Herşey bir kamyon şoförünün dediği gibiydi: Bir anda karşıma çıktı ne
yapacağımı bilemedim?
Kadınlardan söz edeceksek: Kadına hatun denir, bayan değil. Gönül verilir, akıl değil.
Kadın mahrem görülür, heves değil. Kadın suya benzetilir, alkole değil. Zemzemdir,
şarap değil. Bu yüzden hatuna kadınım denir, sevgilim değil. Bir kadın gerçekten
seviyorsa beni, kıyamaz yüzümdeki hüzne. Ben mutlu olayım diye feda edebilir tüm
geleceğini, gözü karadır zeytin gözlümün. Günün kutlu olsun.

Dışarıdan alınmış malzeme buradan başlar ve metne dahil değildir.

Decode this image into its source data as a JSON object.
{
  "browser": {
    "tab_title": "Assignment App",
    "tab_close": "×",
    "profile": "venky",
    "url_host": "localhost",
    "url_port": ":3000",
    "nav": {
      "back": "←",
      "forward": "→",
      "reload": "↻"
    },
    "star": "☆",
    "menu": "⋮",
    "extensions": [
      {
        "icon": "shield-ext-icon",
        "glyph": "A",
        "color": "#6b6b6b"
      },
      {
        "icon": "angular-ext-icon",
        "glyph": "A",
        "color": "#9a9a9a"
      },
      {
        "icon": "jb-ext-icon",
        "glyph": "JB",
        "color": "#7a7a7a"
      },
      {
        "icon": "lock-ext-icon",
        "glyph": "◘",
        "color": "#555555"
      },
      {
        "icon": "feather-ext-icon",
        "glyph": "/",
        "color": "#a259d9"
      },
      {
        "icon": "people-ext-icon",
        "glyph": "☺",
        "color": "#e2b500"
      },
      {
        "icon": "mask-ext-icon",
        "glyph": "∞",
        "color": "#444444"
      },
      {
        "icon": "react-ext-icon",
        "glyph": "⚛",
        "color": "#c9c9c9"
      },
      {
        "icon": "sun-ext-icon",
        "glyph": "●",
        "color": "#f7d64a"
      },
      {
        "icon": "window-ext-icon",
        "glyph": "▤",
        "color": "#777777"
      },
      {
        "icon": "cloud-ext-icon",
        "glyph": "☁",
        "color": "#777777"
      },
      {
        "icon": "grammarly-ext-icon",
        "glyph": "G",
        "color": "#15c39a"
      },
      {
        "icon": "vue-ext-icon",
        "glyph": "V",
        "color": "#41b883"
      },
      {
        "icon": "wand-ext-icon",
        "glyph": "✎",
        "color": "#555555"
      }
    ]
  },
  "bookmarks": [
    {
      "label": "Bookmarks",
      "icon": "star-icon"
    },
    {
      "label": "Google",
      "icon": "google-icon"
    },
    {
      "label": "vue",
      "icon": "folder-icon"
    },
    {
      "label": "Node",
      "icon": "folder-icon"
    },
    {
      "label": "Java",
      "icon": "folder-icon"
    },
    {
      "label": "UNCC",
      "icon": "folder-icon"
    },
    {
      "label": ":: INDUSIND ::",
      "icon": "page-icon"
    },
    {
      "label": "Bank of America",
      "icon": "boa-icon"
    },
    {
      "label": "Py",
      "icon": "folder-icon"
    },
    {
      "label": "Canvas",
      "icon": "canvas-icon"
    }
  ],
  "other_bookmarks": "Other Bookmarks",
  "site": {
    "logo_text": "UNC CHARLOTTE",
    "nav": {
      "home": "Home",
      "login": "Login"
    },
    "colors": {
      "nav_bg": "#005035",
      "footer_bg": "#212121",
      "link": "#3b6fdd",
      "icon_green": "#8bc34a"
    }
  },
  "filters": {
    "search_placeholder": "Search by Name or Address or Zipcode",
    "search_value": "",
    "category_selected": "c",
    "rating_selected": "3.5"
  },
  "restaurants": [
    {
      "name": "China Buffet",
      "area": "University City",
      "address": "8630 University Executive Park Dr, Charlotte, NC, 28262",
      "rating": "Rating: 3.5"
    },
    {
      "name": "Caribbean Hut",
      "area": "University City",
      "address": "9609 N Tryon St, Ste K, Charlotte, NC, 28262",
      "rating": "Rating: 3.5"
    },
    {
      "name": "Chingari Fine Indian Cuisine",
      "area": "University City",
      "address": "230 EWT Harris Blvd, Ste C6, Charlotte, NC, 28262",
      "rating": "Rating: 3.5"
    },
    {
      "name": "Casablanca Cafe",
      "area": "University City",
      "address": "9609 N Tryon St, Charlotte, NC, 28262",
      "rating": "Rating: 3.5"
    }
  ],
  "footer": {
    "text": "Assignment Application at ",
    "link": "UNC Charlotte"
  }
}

Bazen arkadaşlarla bir araya geldiğimizde hal hatır sorarız; ‘iyiyim’ dediğimde ‘Hadi
lan ordan, sadece iyiymiş numarası yapıyorsun. Anlat derdini’ diyecek dosta ihtiyaç
duyuyor insan. Duyuyorsun da bu devirde öyle bir dost bulmakta zor! Meğerse çirkin
olmak bir nimetmiş. Çünkü birisi seninle konuşuyorsa görünüşün için değil, kişiliğin
için konuştuğunu bilirsin.
Sen sen ol basit insana değer verme, seni ezer; çünkü kendini vazgeçilmez zanneder.
Kişilikli insana değer ver. O senden değer gördükçe seni yüceltir. Çünkü seninle
değerli olduğunu bilir. Seninle bir şeyleri değiştirmeye çabalayan, hatasını görebilen
ve kendine yakışanı yapmaya gayret eden bu insanlara çok saygı duyuyorum. Bir
insanın karakterini hatasız olması belirlemez, yaptığı hatadan sonraki duruşu belirler.
O insanın ismini bilebilirsin, ama hikayesini bilemezsin. Yaptıklarını duyabilirsin,
ama yaşadıklarını göremezsin. Bana öyle geliyor ki, insanları yargılamada acele
ediyoruz. Ve en sonunda anlıyoruz ki; Çöle buzdan kale yapılmaz, sana kör olanla da
yola çıkılmaz. Dünyada her türlü insanla baş edebilirsin, önlemini alabilirsin ama
cahil ve nankör insanın ne yapacağını anlayamazsın.